Глаза его выражали панический страх. Вальтер не потерял самообладания. Он огляделся по сторонам.
— Не кричи так. Кто-нибудь спрашивал тебя о чем-то?
— Нет.
— Да и вообще, что это за разговор о преступлении?
— Это я так, к примеру.
— Странный пример.
— Странный или не странный, а я хочу порвать о вами. Я ухожу, отказываюсь с вами работать. В один прекрасный день, когда вы обо всем даже думать забудете, раздастся стук в дверь… Отпустите меня.
— Ты сам отлично понимаешь, что об этом не может быть и речи. Из такой группы нельзя попросту выбыть, как из футбольного клуба. Если нам в самом деле грозит провал, тебя все равно отыщут и подведут, под нож, сколько бы ты ни клялся, что давно разошелся с нами. Нет, тебе уже не выбраться, Пауль.
— Вы за последнее время переменились — смотрите на меня как на чужака. И если мы взлетим на воздух, никто из вас меня не защитит. Вы будете все валить на меня. Во всем буду виноват я… Я хочу порвать с вами… порвать!
— Ты спятил, Пауль!
— Ничуть я не спятил, это естественная самозащита.
— Что ты имеешь в виду?
— Не хочу попасть под суд, понятно?
— Не ори, Пауль. Надо начинать. Твое вступление.
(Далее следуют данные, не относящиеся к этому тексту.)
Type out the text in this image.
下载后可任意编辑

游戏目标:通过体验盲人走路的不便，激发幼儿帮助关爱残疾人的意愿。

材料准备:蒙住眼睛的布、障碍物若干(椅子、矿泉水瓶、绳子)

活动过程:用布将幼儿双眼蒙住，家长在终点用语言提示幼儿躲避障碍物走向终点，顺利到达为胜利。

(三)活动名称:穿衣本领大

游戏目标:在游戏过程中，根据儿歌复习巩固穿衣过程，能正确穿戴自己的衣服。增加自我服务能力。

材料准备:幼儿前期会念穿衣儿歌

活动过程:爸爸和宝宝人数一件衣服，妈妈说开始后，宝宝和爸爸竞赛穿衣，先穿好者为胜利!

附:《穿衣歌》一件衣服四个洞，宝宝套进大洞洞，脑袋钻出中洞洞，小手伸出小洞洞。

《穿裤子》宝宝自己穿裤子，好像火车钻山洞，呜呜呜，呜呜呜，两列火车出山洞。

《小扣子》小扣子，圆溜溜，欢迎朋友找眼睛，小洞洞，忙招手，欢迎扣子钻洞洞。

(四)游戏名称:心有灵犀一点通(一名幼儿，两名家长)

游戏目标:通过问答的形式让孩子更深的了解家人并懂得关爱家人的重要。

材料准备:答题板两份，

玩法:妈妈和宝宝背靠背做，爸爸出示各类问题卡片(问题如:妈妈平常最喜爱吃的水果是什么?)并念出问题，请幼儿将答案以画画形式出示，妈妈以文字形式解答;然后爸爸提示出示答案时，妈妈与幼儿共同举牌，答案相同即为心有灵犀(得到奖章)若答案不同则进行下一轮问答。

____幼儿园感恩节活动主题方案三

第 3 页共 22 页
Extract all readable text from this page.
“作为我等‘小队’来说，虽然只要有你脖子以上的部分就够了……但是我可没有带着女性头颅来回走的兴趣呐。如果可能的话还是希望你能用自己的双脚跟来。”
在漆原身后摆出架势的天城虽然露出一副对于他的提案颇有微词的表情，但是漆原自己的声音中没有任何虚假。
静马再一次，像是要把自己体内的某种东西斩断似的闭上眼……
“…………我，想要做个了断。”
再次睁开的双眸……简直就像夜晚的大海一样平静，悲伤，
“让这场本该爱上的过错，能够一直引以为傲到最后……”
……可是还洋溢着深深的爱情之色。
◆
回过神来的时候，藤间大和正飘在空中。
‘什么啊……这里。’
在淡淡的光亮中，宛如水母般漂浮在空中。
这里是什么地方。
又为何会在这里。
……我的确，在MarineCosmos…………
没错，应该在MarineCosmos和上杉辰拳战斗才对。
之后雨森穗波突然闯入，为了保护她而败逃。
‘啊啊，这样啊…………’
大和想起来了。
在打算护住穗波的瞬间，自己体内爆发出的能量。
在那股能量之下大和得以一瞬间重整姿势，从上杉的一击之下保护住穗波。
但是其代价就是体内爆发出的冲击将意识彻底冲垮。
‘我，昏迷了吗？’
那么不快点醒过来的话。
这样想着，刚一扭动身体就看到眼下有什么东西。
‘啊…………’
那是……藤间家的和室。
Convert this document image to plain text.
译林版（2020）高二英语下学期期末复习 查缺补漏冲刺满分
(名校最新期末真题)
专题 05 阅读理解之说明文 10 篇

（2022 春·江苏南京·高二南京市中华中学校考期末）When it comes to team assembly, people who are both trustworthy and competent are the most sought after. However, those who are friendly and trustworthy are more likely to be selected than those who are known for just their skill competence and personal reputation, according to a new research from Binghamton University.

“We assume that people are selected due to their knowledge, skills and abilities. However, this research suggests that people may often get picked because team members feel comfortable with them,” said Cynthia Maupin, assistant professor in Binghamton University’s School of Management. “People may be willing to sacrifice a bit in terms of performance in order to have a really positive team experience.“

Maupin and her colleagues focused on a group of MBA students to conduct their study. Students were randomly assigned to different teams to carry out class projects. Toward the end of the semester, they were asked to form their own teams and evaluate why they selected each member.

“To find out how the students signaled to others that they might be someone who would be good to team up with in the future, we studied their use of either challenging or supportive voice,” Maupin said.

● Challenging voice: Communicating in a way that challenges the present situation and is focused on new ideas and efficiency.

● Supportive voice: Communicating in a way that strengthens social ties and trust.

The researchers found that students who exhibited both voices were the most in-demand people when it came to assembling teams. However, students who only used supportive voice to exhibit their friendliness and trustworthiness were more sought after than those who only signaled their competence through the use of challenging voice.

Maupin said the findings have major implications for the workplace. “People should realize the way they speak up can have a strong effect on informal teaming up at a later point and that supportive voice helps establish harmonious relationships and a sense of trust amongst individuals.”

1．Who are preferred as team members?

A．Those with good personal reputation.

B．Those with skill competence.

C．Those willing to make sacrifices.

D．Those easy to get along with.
— Играйте сегодня без меня! — Он захлопнул крышку рояля и выбежал вон, изо всех сил грохнув дверью.
Мы молчали. Наконец заговорил Пелле.
— Ему пригрозили.
— Он сам для нас угроза, — сказал Вальтер.
Мы понимали, что произошло нечто решительное. Это был разрыв, а возможно, и объявление войны. У нас подкосились ноги. Мы не сомневались, что дезертир начнет действовать. Мы же ничего не могли предпринять, не могли защищаться, не могли его спрашивать, убеждать.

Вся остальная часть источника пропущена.